Police: Don’t do anything rash now etc etc
[Cut to Nick perched on a rooftop. He’s got a sniper rifle and the crazy guy in his sights. But the guy’s waving his arms and making it a difficult shot with the hostage.]
Man: That’s it! I’m gonna shoot her!
Police guy (through radio): Nick, take the shot!
[Nick starts to squeeze the trigger as the music crescendos–]
[Immediate cut to Nick’s happy family eating breakfast with him. Caption: Two days earlier.

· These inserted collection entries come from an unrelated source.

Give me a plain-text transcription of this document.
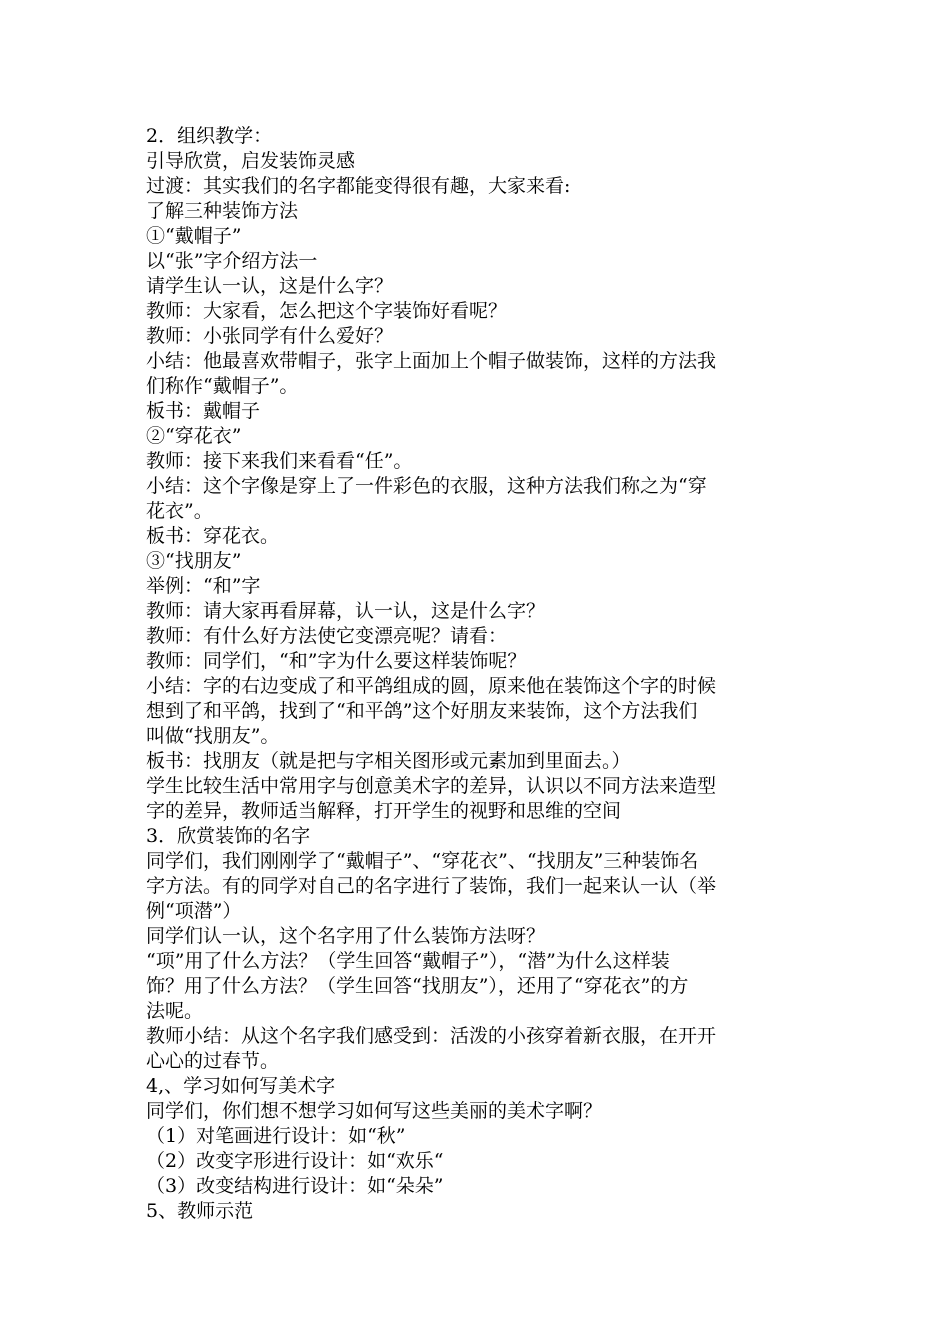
2．组织教学：
引导欣赏，启发装饰灵感
过渡：其实我们的名字都能变得很有趣，大家来看:
了解三种装饰方法
①“戴帽子”
以“张”字介绍方法一
请学生认一认，这是什么字？
教师：大家看，怎么把这个字装饰好看呢？
教师：小张同学有什么爱好？
小结：他最喜欢带帽子，张字上面加上个帽子做装饰，这样的方法我
们称作“戴帽子”。
板书：戴帽子
②“穿花衣”
教师：接下来我们来看看“任”。
小结：这个字像是穿上了一件彩色的衣服，这种方法我们称之为“穿
花衣”。
板书：穿花衣。
③“找朋友”
举例：“和”字
教师：请大家再看屏幕，认一认，这是什么字？
教师：有什么好方法使它变漂亮呢？请看：
教师：同学们，“和”字为什么要这样装饰呢？
小结：字的右边变成了和平鸽组成的圆，原来他在装饰这个字的时候
想到了和平鸽，找到了“和平鸽”这个好朋友来装饰，这个方法我们
叫做“找朋友”。
板书：找朋友（就是把与字相关图形或元素加到里面去。）
学生比较生活中常用字与创意美术字的差异，认识以不同方法来造型
字的差异，教师适当解释，打开学生的视野和思维的空间
3．欣赏装饰的名字
同学们，我们刚刚学了“戴帽子”、“穿花衣”、“找朋友”三种装饰名
字方法。有的同学对自己的名字进行了装饰，我们一起来认一认（举
例“项潜”）
同学们认一认，这个名字用了什么装饰方法呀？
“项”用了什么方法？（学生回答“戴帽子”），“潜”为什么这样装
饰？用了什么方法？（学生回答“找朋友”），还用了“穿花衣”的方
法呢。
教师小结：从这个名字我们感受到：活泼的小孩穿着新衣服，在开开
心心的过春节。
4,、学习如何写美术字
同学们，你们想不想学习如何写这些美丽的美术字啊？
（1）对笔画进行设计：如“秋”
（2）改变字形进行设计：如“欢乐“
（3）改变结构进行设计：如“朵朵”
5、教师示范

Aaand I turned it off. I hate that narrative copout so much, and so many shows use it. I remember first seeing it used in the “Tabula Rasa” episode of Stargate Atlantis when I was 17 and hating it there too. It’s a cheap ploy to start the story with something exciting and then dial it back to the “real” beginning which is boring tripe that would make everyone change the channel were it the actual beginning. In that case, maybe consider writing a decent beginning instead using more creative ways to display the character dynamics and information. Otherwise you’re wasting your audience’s time with the plot equivalent of clickbait “Number 15 will shock you!” titles. They’re riding entirely on the audience sitting through bullcrap thinking “I don’t care what’s happening right now, I just want to see how that forced cliffhanger is resolved!”